White Sea’s in Cold Blood

Posted on the 22 May 2014 by Thewildhoneypie @thewildhoneypie

White Sea – Prague SoundCloud

White Sea’s debut full-length isn’t for the faint. In Cold Blood will pick you up and thrust you by your shirt collar into a futuristic world of purple and blue — a world so full of big feelings that you may never want to or be able to put your feet back on the earth. Stepping out for solo work apart from M83, Morgan Kibby gracefully flexes her musicianship and shows us that, yeah, she’s absolutely part of the reason we can so easily recall that core melody riff of “Midnight City”. Just imagine a dark M83 video splattered in pastels, and you’ll begin to understand what it means to walk through the mind of this beautiful record. Bursting with soul, color and more melody than should be allowed, In Cold Blood is nothing short of forceful.
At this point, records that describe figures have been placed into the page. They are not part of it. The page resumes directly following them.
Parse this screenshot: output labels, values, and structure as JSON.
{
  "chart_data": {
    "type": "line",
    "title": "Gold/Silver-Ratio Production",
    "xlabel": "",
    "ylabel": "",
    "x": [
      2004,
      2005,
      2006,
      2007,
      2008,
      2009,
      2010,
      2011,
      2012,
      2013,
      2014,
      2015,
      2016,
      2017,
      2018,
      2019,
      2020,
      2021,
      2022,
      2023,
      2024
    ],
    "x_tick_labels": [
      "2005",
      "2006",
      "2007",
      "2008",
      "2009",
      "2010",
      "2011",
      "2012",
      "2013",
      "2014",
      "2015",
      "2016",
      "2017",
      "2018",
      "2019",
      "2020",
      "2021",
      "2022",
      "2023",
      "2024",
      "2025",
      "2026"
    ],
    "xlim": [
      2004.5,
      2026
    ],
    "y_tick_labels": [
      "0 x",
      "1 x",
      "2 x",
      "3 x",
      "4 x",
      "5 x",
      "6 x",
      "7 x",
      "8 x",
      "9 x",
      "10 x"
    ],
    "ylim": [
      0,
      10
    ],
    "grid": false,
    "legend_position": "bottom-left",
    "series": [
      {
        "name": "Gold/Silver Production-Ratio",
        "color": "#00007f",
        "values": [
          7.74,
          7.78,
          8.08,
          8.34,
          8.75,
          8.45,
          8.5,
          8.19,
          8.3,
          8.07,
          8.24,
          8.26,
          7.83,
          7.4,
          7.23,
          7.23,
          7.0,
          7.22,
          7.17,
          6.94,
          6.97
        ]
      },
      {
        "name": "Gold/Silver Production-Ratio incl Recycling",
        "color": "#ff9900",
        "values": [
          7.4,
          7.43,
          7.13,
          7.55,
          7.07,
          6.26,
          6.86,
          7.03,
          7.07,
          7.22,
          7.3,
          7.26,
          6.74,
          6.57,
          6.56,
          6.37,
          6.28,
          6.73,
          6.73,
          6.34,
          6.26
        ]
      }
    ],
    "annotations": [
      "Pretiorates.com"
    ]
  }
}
The album opener, “They Don’t Know”, gives us a stunning, wide-angle view of what soon becomes a more intimate series of scenes. “Prague” zooms in with Kibby’s fearlessness in terms of both content and magnitude. She slinks coyly along the top of her register for the verses but sings from her gut, full-force for the chorus, toying with the intensity by taking it from zero to max in seconds. “Prague” is also an unarguable masterwork in melody. My figurative jaw drops every time I hear it. Its criminally melodic twin, “Warsaw”, comes later as a ballsy, oddly braggadocious dance trip. There are a couple of slow jams (“For My Love”, “Small December”, and “It Will End In Disaster”) that give us a chance to catch our breath. Kibby’s restraint is stunning, but the majority of the album is made up of high-impact, pop super cells.

Seriously, every single song has “single potential”, which points strongly to deft pop songwriting chops. In terms of pop, though, if you weren’t listening to the words, you might be tempted to describe In Cold Blood as “sugary”, and the synthy melodies sometimes are, particularly on the extremely hooky chorus of “Future Husbands Past Lives”. The maturity and darkness of it all, though, doesn’t allow for talk of candy. Katy Perry she isn’t.

Not only is In Cold Blood addictive and melodic as hell, her timing is impeccable. Kibby builds in layers, leaving no gaps untouched, then slams the synths tsunami-style whenever she deems necessary. The result is pure, trance-inducing cinema. The thick, sensuous soul that Kibby’s voice embodies provides for warmth beside a mostly stainless-steel electronic sterility. The interaction between the instrumentation and her voice sounds as effortless as the way she climbs the scales — as though breathing.

White Sea’s debut full-length has set her up as a master songstress, making an even better follow-up feel unfathomable. It is so big, but it’s also so dense, which demands a skillful hand — she pulls it off with sophistication and boldness. Large-scale and anthemic, In Cold Blood is an album composed of dumbfounding talent and gorgeous inhibition. I asked a friend to take a listen the other day, and his response was, “Epic. Epic. Epic.” I think that about sums it up.